DSL = (D)ead, (S)low and (L)ousy?

That’s what a post over at Stop the Cap! called Digital Subscriber Line (DSL) after reviewing a report from Credit Suisse analyst Stefan Anninger. Here’s some highlights from that report:

  • DSL will increasingly be seen as the “dial-up” service of the 2010s, as demand for more broadband speed moves beyond what most phone companies are willing or able to provide.
  • DSL accounts sold in the United States top out at an average speed of just 4Mbps, while consumers are increasingly seeking out service at speeds of at least 7Mbps.
  • A growing number of Americans understand cable and fiber-based broadband deliver the highest speeds, and consumers are increasingly dropping DSL for cable and fiber competitors. Any investments now may be a case of “too little, too late,” especially if they only incrementally improve DSL speeds.

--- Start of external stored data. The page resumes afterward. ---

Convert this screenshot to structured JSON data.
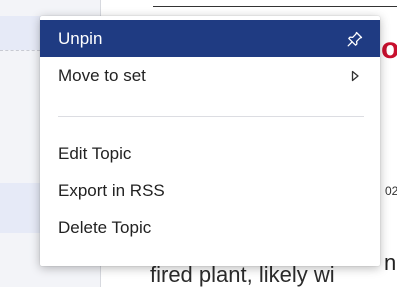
{
  "background": {
    "red_glyph": "o",
    "date_fragment": "02",
    "headline_fragment": "n",
    "body_text_fragment": "fired plant, likely wi"
  },
  "menu": {
    "items": [
      {
        "label": "Unpin",
        "icon": "pin-icon",
        "active": true
      },
      {
        "label": "Move to set",
        "icon": "chevron-right-icon",
        "active": false
      }
    ],
    "items_after_separator": [
      {
        "label": "Edit Topic"
      },
      {
        "label": "Export in RSS"
      },
      {
        "label": "Delete Topic"
      }
    ]
  },
  "colors": {
    "active_bg": "#1f3b82",
    "accent_red": "#c8102e"
  }
}
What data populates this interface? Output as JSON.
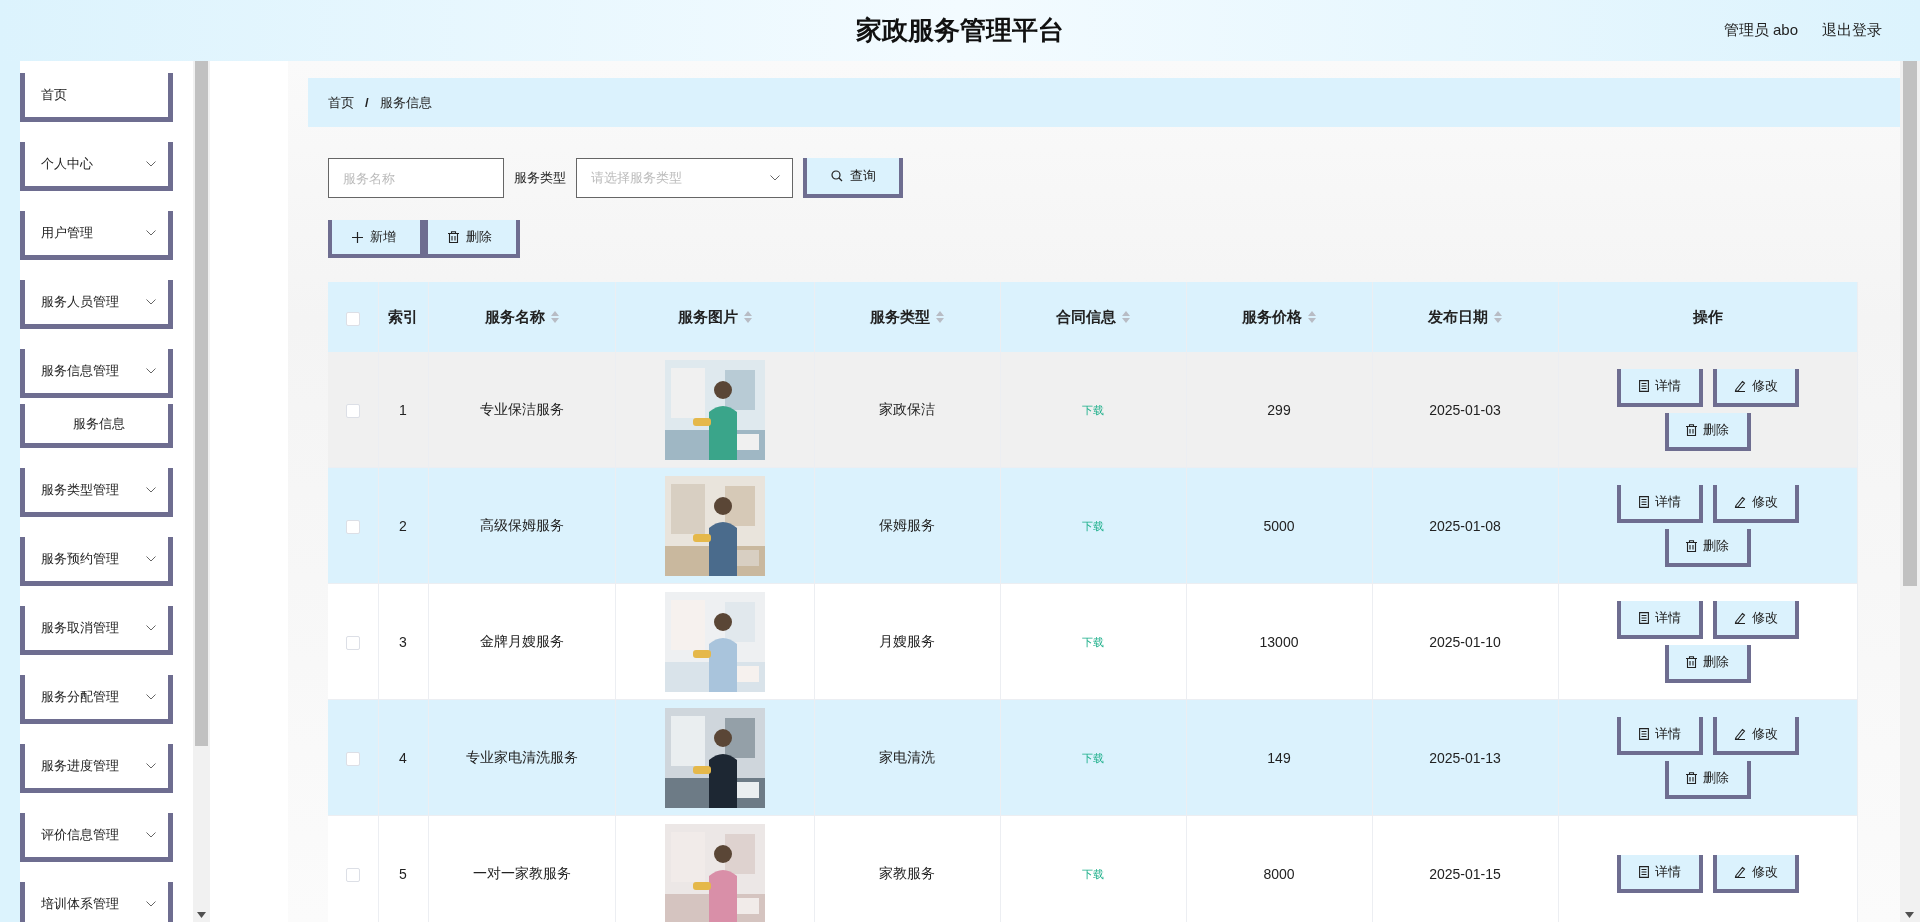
{
  "header": {
    "title": "家政服务管理平台",
    "user": "管理员 abo",
    "logout": "退出登录"
  },
  "sidebar": {
    "items": [
      {
        "label": "首页",
        "has_arrow": false
      },
      {
        "label": "个人中心",
        "has_arrow": true
      },
      {
        "label": "用户管理",
        "has_arrow": true
      },
      {
        "label": "服务人员管理",
        "has_arrow": true
      },
      {
        "label": "服务信息管理",
        "has_arrow": true,
        "children": [
          {
            "label": "服务信息"
          }
        ]
      },
      {
        "label": "服务类型管理",
        "has_arrow": true
      },
      {
        "label": "服务预约管理",
        "has_arrow": true
      },
      {
        "label": "服务取消管理",
        "has_arrow": true
      },
      {
        "label": "服务分配管理",
        "has_arrow": true
      },
      {
        "label": "服务进度管理",
        "has_arrow": true
      },
      {
        "label": "评价信息管理",
        "has_arrow": true
      },
      {
        "label": "培训体系管理",
        "has_arrow": true
      }
    ]
  },
  "breadcrumb": [
    {
      "label": "首页"
    },
    {
      "label": "服务信息"
    }
  ],
  "breadcrumb_separator": "/",
  "search": {
    "name_placeholder": "服务名称",
    "type_label": "服务类型",
    "type_placeholder": "请选择服务类型",
    "button": "查询"
  },
  "toolbar": [
    {
      "label": "新增",
      "kind": "add"
    },
    {
      "label": "删除",
      "kind": "delete"
    }
  ],
  "table": {
    "select_all": {
      "checked": false
    },
    "columns": [
      {
        "label": "索引",
        "sortable": false
      },
      {
        "label": "服务名称",
        "sortable": true
      },
      {
        "label": "服务图片",
        "sortable": true
      },
      {
        "label": "服务类型",
        "sortable": true
      },
      {
        "label": "合同信息",
        "sortable": true
      },
      {
        "label": "服务价格",
        "sortable": true
      },
      {
        "label": "发布日期",
        "sortable": true
      },
      {
        "label": "操作",
        "sortable": false
      }
    ],
    "rows": [
      {
        "checked": false,
        "hovered": true,
        "index": "1",
        "name": "专业保洁服务",
        "picture": {
          "kind": "picture"
        },
        "type": "家政保洁",
        "contract": "下载",
        "price": "299",
        "date": "2025-01-03",
        "actions": [
          {
            "label": "详情",
            "kind": "detail"
          },
          {
            "label": "修改",
            "kind": "edit"
          },
          {
            "label": "删除",
            "kind": "delete"
          }
        ]
      },
      {
        "checked": false,
        "hovered": false,
        "index": "2",
        "name": "高级保姆服务",
        "picture": {
          "kind": "picture"
        },
        "type": "保姆服务",
        "contract": "下载",
        "price": "5000",
        "date": "2025-01-08",
        "actions": [
          {
            "label": "详情",
            "kind": "detail"
          },
          {
            "label": "修改",
            "kind": "edit"
          },
          {
            "label": "删除",
            "kind": "delete"
          }
        ]
      },
      {
        "checked": false,
        "hovered": false,
        "index": "3",
        "name": "金牌月嫂服务",
        "picture": {
          "kind": "picture"
        },
        "type": "月嫂服务",
        "contract": "下载",
        "price": "13000",
        "date": "2025-01-10",
        "actions": [
          {
            "label": "详情",
            "kind": "detail"
          },
          {
            "label": "修改",
            "kind": "edit"
          },
          {
            "label": "删除",
            "kind": "delete"
          }
        ]
      },
      {
        "checked": false,
        "hovered": false,
        "index": "4",
        "name": "专业家电清洗服务",
        "picture": {
          "kind": "picture"
        },
        "type": "家电清洗",
        "contract": "下载",
        "price": "149",
        "date": "2025-01-13",
        "actions": [
          {
            "label": "详情",
            "kind": "detail"
          },
          {
            "label": "修改",
            "kind": "edit"
          },
          {
            "label": "删除",
            "kind": "delete"
          }
        ]
      },
      {
        "checked": false,
        "hovered": false,
        "index": "5",
        "name": "一对一家教服务",
        "picture": {
          "kind": "picture"
        },
        "type": "家教服务",
        "contract": "下载",
        "price": "8000",
        "date": "2025-01-15",
        "actions": [
          {
            "label": "详情",
            "kind": "detail"
          },
          {
            "label": "修改",
            "kind": "edit"
          }
        ]
      }
    ]
  }
}
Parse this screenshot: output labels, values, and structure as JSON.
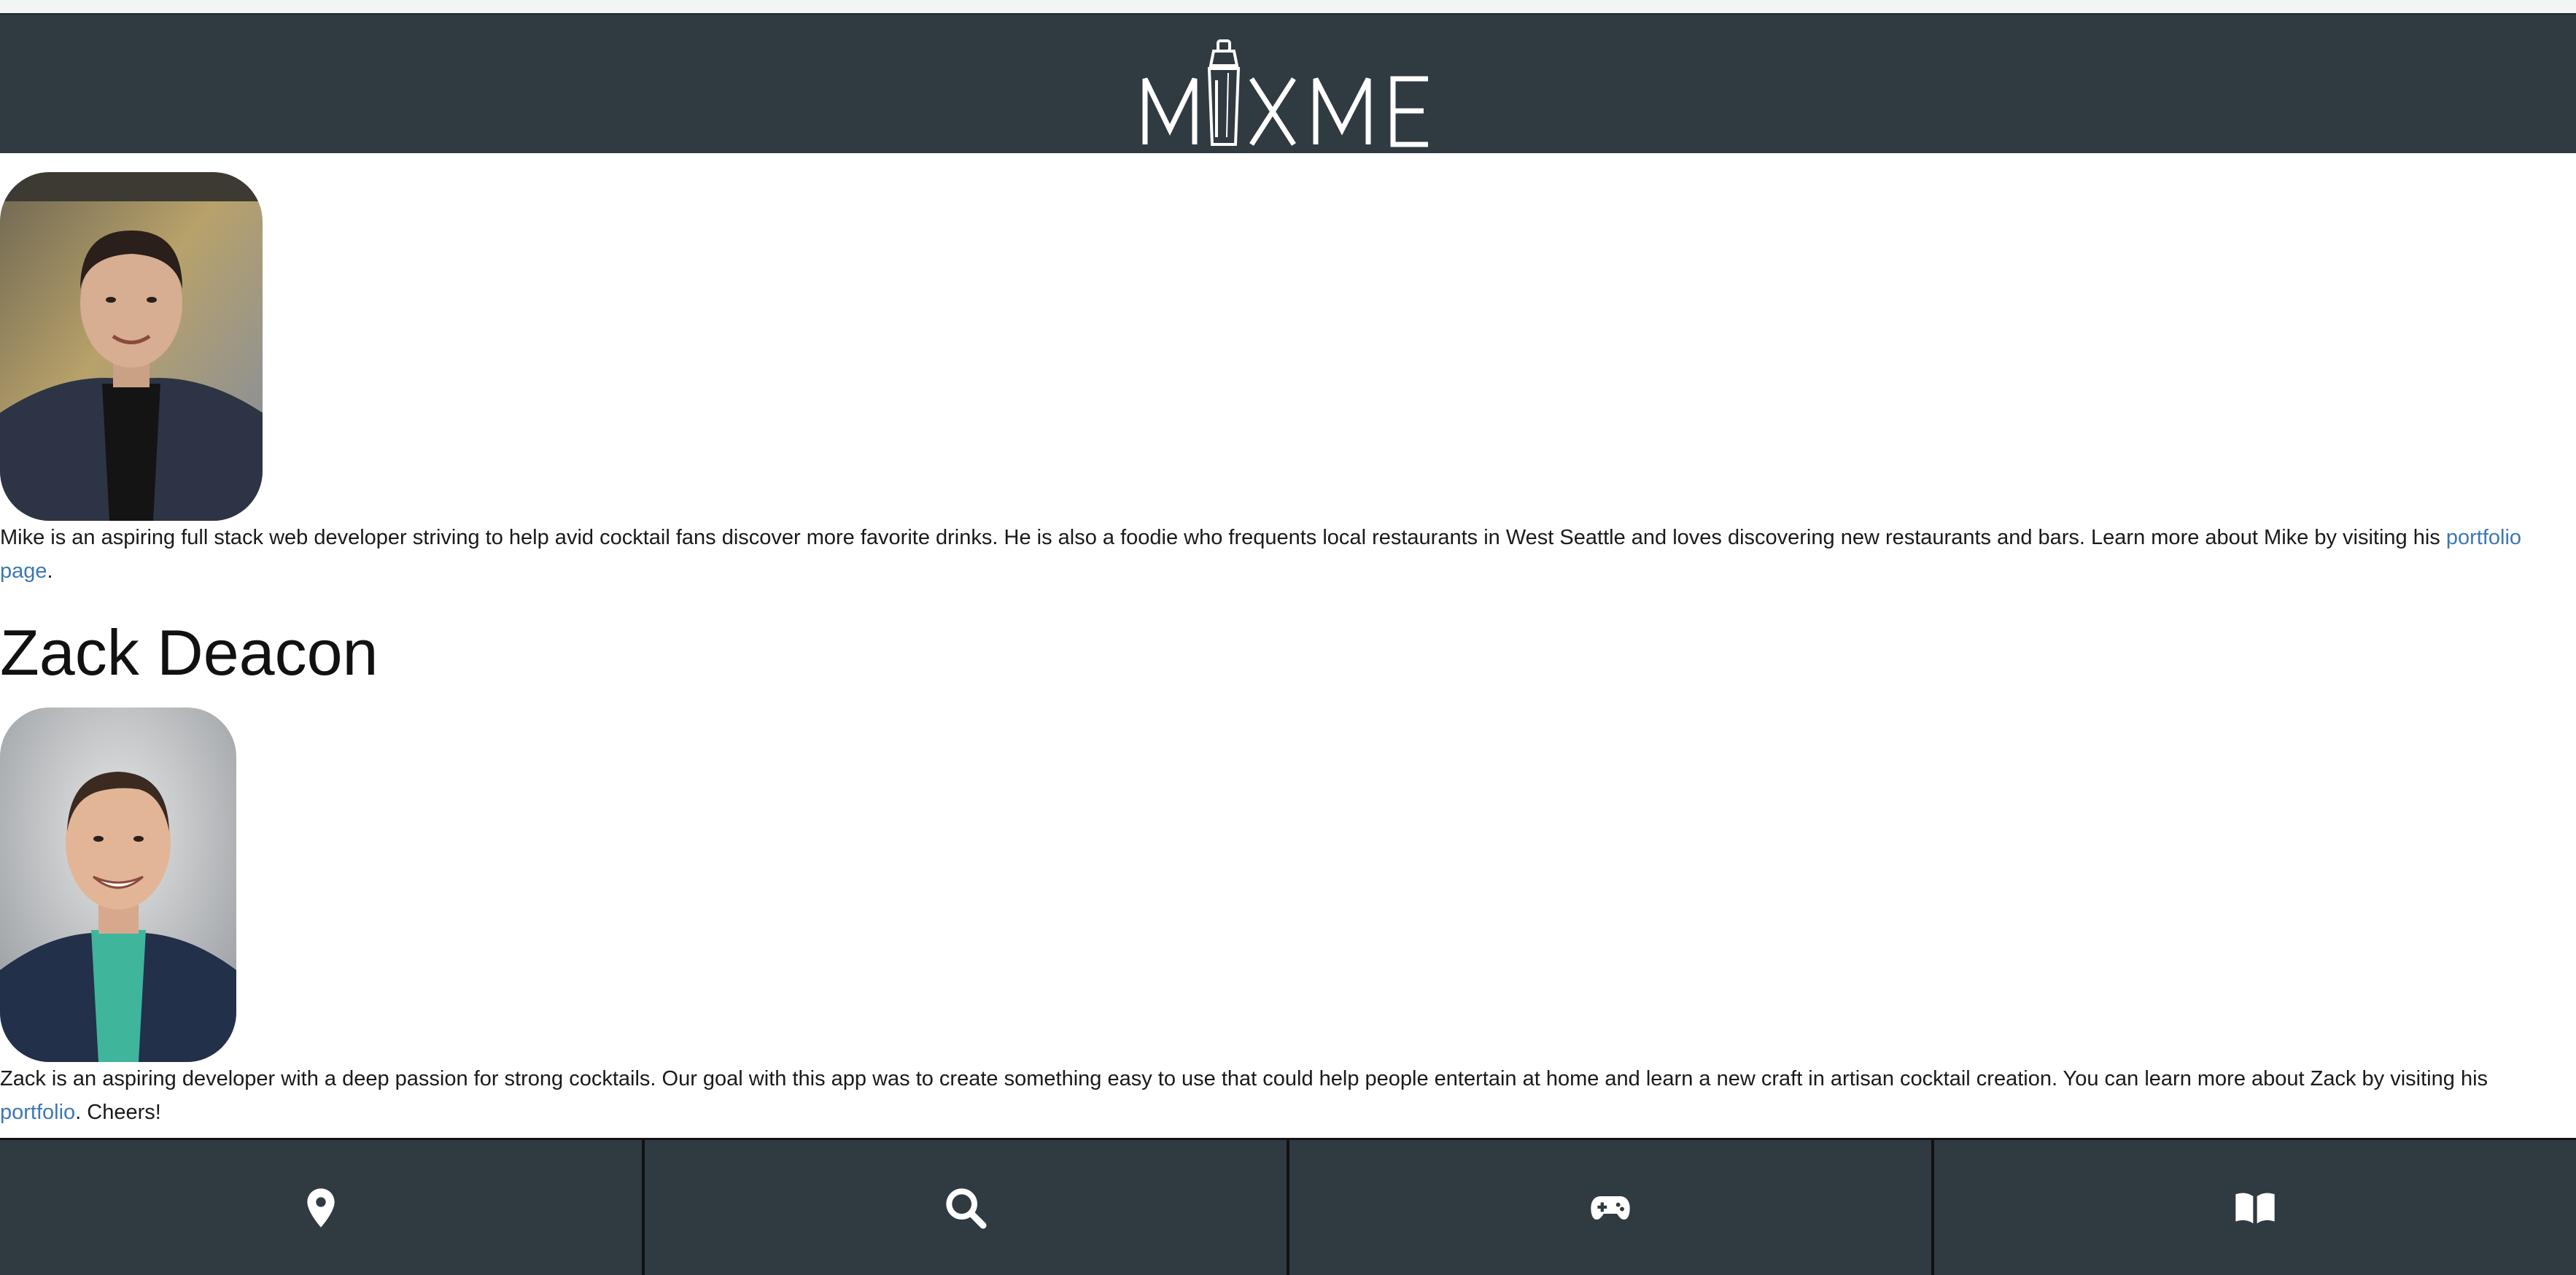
{
  "header": {
    "logo_text": "MIX ME"
  },
  "people": [
    {
      "name": "",
      "photo_icon": "mike-portrait",
      "bio_text": "Mike is an aspiring full stack web developer striving to help avid cocktail fans discover more favorite drinks. He is also a foodie who frequents local restaurants in West Seattle and loves discovering new restaurants and bars. Learn more about Mike by visiting his ",
      "link_text": "portfolio page",
      "bio_suffix": "."
    },
    {
      "name": "Zack Deacon",
      "photo_icon": "zack-portrait",
      "bio_text": "Zack is an aspiring developer with a deep passion for strong cocktails. Our goal with this app was to create something easy to use that could help people entertain at home and learn a new craft in artisan cocktail creation. You can learn more about Zack by visiting his ",
      "link_text": "portfolio",
      "bio_suffix": ". Cheers!"
    }
  ],
  "bottom_nav": [
    {
      "icon": "map-pin-icon"
    },
    {
      "icon": "search-icon"
    },
    {
      "icon": "gamepad-icon"
    },
    {
      "icon": "book-icon"
    }
  ],
  "colors": {
    "header_bg": "#2f3a41",
    "link": "#3d78b5",
    "text": "#1a1a1a"
  }
}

  • By 2015, cable companies will have secured 56 percent of the broadband market in the U.S. (up by 2 percent from today), phone companies will drop from 30 percent to just 15 percent, Verizon FiOS, AT&T U-verse, and wireless broadband will each control around 7 percent of the market, with the remainder split among municipal fiber, satellite, and other technologies.
  • An online survey of 1,000 consumers in August found that less than half would consider going wireless only. The reasons? It’s too slow, too expensive and most plans have Internet Overcharging schemes like usage caps and speed throttles.
Regarding the FCC’s recent push for broadband reform by reclassifying broadband under Title II - Anninger suggests that Net Neutrality enforcement at the FCC is not a priority. Anninger goes on to say if action hasn’t been taken by winter or spring of next year, it’s a safe bet the Commission will never re-assert its authority.